Of course, they tried to play on my sentiments by renaming Park Street as Mother Teresa Sarani, thinking that will melt my Marwari heart. But I can’t blame them. After all, the infrastructure of Kolkata has improved dramatically, and so has the quality of life as compared to Calcutta. Or as Dr Bombay would call it in that epic song about a taxi driver in Calcutta “Cal coota, I am a taxi driver in Cal Coota, I drive my little taxi in Cal coota,” with lyrics that go on to say “A taxi driver man is what I want to be But there are no customers who want to ride with me, I don’t know why It could be that I'm almost blind” as he ploughs straight through Rahul Gandhi’s Bharat Jodo Yatra.
But as someone who studied in a Jesuit institution (no, not the Republican Party), Christmas and carolling has as much been a part of life as rejoicing over St. Francis Xavier’s feast mainly because it was a holiday. But I guess somewhere looking for a gift in my stockings and looking for a gift between stockings, I’ve grown up a true product of a Catholic all-boys’ school. One could say the same about Sam Bankman-Fried’s girlfriend, who has happily thrown him under the proverbial school bus in exchange for a plea bargain with the SEC. Perhaps cryptocurrency is indeed the devil’s way of testing your weakness for temptations. On that note, do try our Cryptospecial chocolates this Christmas with an NFT of Santa Claus himself for just 499 per basket (excluding GST).

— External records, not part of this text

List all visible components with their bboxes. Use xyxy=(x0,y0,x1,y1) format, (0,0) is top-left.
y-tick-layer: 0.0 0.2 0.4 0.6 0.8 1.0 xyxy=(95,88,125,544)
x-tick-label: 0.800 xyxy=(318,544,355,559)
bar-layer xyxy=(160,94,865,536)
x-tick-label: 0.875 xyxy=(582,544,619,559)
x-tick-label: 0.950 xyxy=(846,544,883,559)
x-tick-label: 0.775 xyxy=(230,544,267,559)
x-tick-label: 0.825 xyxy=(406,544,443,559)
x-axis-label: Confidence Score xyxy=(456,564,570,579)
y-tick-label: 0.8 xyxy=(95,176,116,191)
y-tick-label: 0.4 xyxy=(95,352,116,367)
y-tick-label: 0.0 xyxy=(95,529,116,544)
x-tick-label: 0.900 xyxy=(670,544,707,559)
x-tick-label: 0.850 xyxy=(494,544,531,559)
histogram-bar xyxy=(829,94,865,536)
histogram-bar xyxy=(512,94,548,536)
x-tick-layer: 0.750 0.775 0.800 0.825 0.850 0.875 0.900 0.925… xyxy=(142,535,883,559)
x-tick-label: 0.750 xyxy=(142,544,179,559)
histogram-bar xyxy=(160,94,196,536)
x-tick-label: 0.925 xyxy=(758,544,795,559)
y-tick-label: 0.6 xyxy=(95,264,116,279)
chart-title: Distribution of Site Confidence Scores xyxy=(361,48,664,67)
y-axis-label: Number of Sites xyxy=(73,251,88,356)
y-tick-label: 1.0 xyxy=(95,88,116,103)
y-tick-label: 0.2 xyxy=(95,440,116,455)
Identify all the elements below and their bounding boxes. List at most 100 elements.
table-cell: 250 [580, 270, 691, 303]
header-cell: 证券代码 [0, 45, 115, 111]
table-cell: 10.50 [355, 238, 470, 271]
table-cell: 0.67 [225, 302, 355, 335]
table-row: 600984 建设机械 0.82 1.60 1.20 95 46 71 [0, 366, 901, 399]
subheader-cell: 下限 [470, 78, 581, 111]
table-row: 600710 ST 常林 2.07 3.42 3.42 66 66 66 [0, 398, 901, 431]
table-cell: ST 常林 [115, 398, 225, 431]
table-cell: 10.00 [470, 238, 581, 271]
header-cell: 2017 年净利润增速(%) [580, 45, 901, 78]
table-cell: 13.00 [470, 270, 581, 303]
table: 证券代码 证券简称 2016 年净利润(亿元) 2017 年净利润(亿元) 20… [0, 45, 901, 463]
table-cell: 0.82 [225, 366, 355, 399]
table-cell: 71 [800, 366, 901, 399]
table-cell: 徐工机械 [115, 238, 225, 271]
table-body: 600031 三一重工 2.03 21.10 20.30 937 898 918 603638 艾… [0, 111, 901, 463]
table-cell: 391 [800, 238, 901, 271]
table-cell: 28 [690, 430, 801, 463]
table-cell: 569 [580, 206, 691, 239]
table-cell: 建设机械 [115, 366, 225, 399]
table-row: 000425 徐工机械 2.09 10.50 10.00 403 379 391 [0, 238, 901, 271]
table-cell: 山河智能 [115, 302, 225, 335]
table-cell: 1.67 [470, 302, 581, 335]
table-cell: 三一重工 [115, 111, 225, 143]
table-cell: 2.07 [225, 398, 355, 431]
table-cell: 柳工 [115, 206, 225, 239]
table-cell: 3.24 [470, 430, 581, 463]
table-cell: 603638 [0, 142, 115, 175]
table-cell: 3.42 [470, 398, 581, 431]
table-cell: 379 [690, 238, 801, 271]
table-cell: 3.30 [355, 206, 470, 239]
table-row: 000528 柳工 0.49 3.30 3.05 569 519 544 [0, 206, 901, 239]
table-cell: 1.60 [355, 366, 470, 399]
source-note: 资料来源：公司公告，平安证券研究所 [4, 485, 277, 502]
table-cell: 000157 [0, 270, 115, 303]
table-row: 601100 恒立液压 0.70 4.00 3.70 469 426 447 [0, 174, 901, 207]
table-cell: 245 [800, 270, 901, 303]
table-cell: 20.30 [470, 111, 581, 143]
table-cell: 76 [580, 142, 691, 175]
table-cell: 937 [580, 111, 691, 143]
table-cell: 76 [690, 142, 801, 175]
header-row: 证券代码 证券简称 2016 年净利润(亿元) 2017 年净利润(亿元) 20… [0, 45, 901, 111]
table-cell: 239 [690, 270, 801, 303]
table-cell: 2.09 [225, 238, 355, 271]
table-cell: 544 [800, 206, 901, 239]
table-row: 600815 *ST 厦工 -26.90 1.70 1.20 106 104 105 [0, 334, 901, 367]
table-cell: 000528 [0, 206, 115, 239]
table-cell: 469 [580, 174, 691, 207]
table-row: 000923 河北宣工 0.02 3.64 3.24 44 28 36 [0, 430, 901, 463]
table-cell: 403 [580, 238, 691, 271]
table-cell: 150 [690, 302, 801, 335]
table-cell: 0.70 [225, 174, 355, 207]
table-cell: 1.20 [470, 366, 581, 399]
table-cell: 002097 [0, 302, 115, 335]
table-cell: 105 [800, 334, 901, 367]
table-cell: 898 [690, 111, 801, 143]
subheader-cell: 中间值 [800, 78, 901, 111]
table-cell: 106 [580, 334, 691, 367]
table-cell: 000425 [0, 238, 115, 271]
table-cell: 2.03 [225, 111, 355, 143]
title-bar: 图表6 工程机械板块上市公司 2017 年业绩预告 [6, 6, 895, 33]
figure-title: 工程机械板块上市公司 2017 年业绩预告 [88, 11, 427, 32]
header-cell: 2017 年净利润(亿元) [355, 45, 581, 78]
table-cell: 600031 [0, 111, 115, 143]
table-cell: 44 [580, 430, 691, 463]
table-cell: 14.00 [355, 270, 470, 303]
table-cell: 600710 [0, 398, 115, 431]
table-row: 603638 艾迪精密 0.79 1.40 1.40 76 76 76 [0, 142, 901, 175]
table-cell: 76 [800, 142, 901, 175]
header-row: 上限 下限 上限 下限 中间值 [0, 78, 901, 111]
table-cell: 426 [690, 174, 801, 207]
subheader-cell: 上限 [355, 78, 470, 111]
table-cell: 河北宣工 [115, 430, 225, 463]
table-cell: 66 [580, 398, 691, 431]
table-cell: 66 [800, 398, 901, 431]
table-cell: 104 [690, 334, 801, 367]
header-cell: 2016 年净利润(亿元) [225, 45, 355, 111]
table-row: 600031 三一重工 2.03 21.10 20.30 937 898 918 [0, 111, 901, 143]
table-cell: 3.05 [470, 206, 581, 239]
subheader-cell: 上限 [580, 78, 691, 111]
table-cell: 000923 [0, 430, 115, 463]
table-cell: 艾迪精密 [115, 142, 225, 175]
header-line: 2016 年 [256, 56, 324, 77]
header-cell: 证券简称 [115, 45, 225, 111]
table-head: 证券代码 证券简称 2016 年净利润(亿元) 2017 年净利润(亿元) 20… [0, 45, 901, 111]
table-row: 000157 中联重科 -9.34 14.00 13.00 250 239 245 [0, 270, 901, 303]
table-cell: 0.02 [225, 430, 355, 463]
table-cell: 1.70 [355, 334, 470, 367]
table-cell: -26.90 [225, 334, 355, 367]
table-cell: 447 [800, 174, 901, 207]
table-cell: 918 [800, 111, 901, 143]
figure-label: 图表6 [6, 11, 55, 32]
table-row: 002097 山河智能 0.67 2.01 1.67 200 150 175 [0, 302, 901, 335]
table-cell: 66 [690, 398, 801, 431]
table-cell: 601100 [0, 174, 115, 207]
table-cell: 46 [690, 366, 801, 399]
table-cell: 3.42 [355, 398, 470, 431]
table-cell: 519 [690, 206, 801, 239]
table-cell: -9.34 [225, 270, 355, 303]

Unless, of course, you’re an old warhorse from Bow barracks looking to re-live the glory days of World War I, as the world seems to have forgotten lessons from II and seems ready to engage in III. Then perhaps, you could go down to the warzone between Ukraine and Russia and remind them about Silent Night: The Story of the World War I Christmas Truce of 1914. When, according to Time Magazine, “On a crisp, clear morning 100 years ago, thousands of British, Belgian and French soldiers put down their rifles, stepped out of their trenches and spent Christmas mingling with their German enemies along the Western front. In the hundred years since, the event has been seen as a kind of miracle, a rare moment of peace just a few months into a war that would eventually claim over 15 million lives.”
The Illustrated London News's illustration of the 1914 Christmas Truce Wikimedia Commons
It is speculated that the two sides even played a friendly soccer match. As the World Cup wraps up, one can hope when someone in the future asks “Who was Messi?” we’ll be able to say, “Messi was a messiah, whose dream of winning the World Cup resonated with so many from around the world including both sides in the war, that they put down their weapons and started kicking the ball around instead.” Of course, I sold you this emotional story today because I will be one holding the broadcast rights for this event in the future. On that commercially exploitative note the Marwari Boy from South 24 Parganas wishes his bhadralok readers a Merry Christmas — for Rs 499 (+GST).
The author, Vikram Poddar, is a Marwari investment banker turned corporate comedian. The views expressed in this article are his own and do not necessarily reflect the views of the website.